Freitag, 4. Juni 2010

Majestät


Wir sind das Salz der Erde, hat er in einer Rede gesagt. Und er meinte das nicht so, wie es in der Bibel steht. Nein, mit dem Salz der Erde meinte er nur die Deutschen. Oder sich, pluralis majestatis. Nein, keine Sorge, kein verbaler Fehltritt eines gegenwärtigen Berliner Politikers. Hier spricht Wilhelm II, 1905 im Bremer Rathaussaal zur Feier der Enthüllung des Denkmals für seinen Vater. Hinterher gab es Schildkrötensuppe, Junges Lamm, Forellen, Trüffel, Hummer, Spargel etc., man fragt sich, ob er da überhaupt noch in die Uniform passt. Aber er hat ja noch genügend andere. Selbst jemand wie der Graf zu Eulenburg spottet mit Sprüchen wie alle Tage Maskenball über die Kostümierungssucht des Kaisers. Damals steht Majestätsbeleidigung noch als Straftatbestand im Strafgesetzbuch. Und trotzdem macht das Volk Witze. Heute sind die Grenzen für laesio majestatis ja etwas tiefer gelegt, steht nicht mehr im Strafgesetzbuch. Ja, da muss man dann eben auch als Präsident zurücktreten, weil die Kritik den notwendigen Respekt für mein Amt vermissen lässt, nur weil man etwas gesagt hat, was auch Wilhelm II hätte sagen können. Der verkauft in besagter Rede in Bremen das Flottenwettrüsten noch als Friedenspolitik: Die Flotte schwimmt und sie wird gebaut, das Material an Menschen ist vorhanden, der Eifer und der Geist ist derselbe wie der, der die Offiziere der preußischen Armee bei Hohenfriedberg und bei Königsgrätz und bei Sedan erfüllt hat, und mit jedem deutschen Kriegsschiff, das den Stapel verläßt, ist eine Gewähr mehr für den Frieden auf der Erde gegeben. Das klingt doch überzeugend, oder? Was sind schon ein paar läppische Worte über die militärische Verteidigung deutscher Wirtschaftsinteressen dagegen?

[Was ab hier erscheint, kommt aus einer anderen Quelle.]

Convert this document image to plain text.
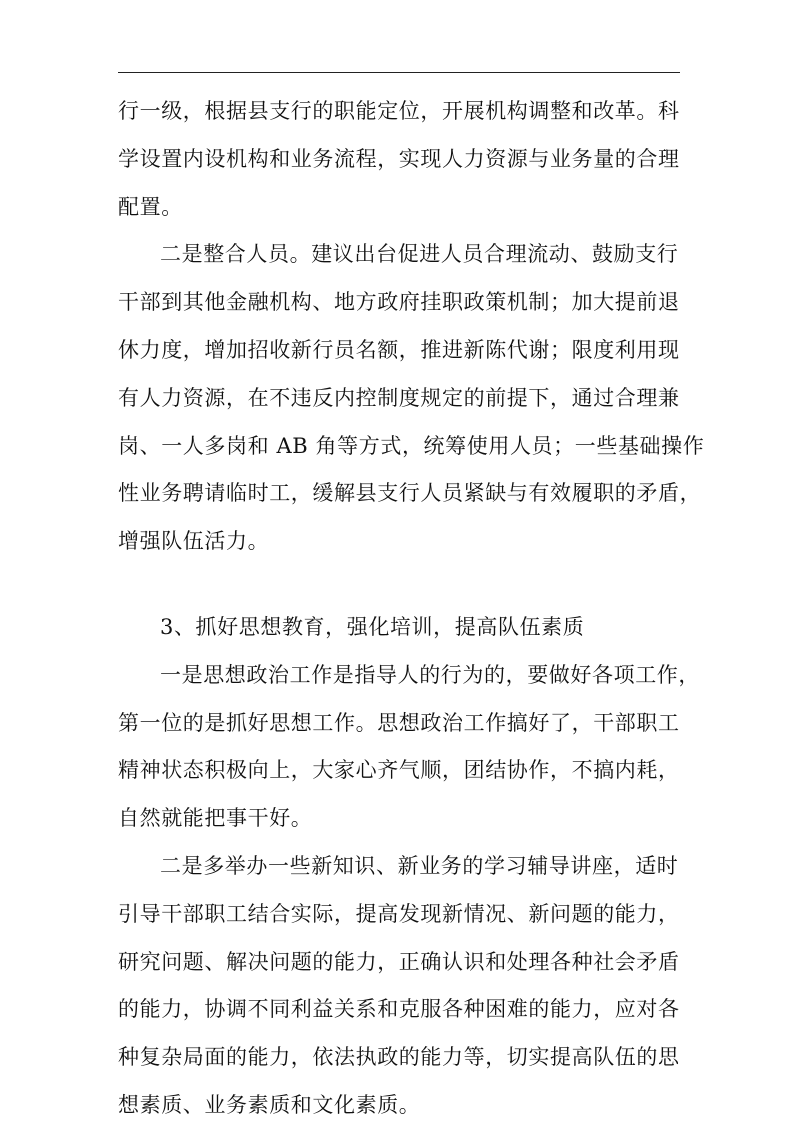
行一级，根据县支行的职能定位，开展机构调整和改革。科
学设置内设机构和业务流程，实现人力资源与业务量的合理
配置。
二是整合人员。建议出台促进人员合理流动、鼓励支行
干部到其他金融机构、地方政府挂职政策机制；加大提前退
休力度，增加招收新行员名额，推进新陈代谢；限度利用现
有人力资源，在不违反内控制度规定的前提下，通过合理兼
岗、一人多岗和 AB 角等方式，统筹使用人员；一些基础操作
性业务聘请临时工，缓解县支行人员紧缺与有效履职的矛盾，
增强队伍活力。
3、抓好思想教育，强化培训，提高队伍素质
一是思想政治工作是指导人的行为的，要做好各项工作，
第一位的是抓好思想工作。思想政治工作搞好了，干部职工
精神状态积极向上，大家心齐气顺，团结协作，不搞内耗，
自然就能把事干好。
二是多举办一些新知识、新业务的学习辅导讲座，适时
引导干部职工结合实际，提高发现新情况、新问题的能力，
研究问题、解决问题的能力，正确认识和处理各种社会矛盾
的能力，协调不同利益关系和克服各种困难的能力，应对各
种复杂局面的能力，依法执政的能力等，切实提高队伍的思
想素质、业务素质和文化素质。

Am heutigen Tag vor 69 Jahren ist Wilhelm II gestorben. Er war der letzte deutsche Kaiser, auch er ist zurückgetreten wie unsere letzter Bundespräsident. Als er seine Abdankungsurkunde unterzeichnet, war er schon nicht mehr in Deutschland. Mein Opa liebte ja seinen Kaiser. Der hatte ihm zweimal im Ersten Weltkrieg die Hand geschüttelt, einmal in Galizien. Als mein Opa mir das erzählte, war ich noch so klein, dass ich nicht wußte, wo Galizien auf der Landkarte ist. Jetzt weiß ich es natürlich. Das ist da, wo Joseph Roth seinen Leutnant Trotta in Radetzkymarsch sterben lässt. Mein Opa war nicht der einzige, der seinen Kaiser noch lange liebte. Aber mein Opa ist nicht zur Beerdigung des Kaisers nach Doorn gefahren wie der greise Feldmarschall August von Mackensen. Wilhelm hatte natürlich schönere Uniformen als die Vertreter des Reiches, mit Ausnahme von Mackensen, der seine Husarenuniform mit über neunzig noch stilvoll trug. Bis zu seinem Tode hatte Wilhelm seine Lieblingsuniformen immer wieder angezogen und sich darin photographieren lassen. Ich habe die Photos einmal in einer Ausstellung gesehen, die die letzten Lebensjahrzehnte des Kaisers dokumentierte. Es gab da auch eine ungetragene Admiralsuniform, feinste Berliner Schneiderarbeit. Natürlich alle Knopflöcher Handarbeit. Uniformen sind das Leben des Kaisers gewesen.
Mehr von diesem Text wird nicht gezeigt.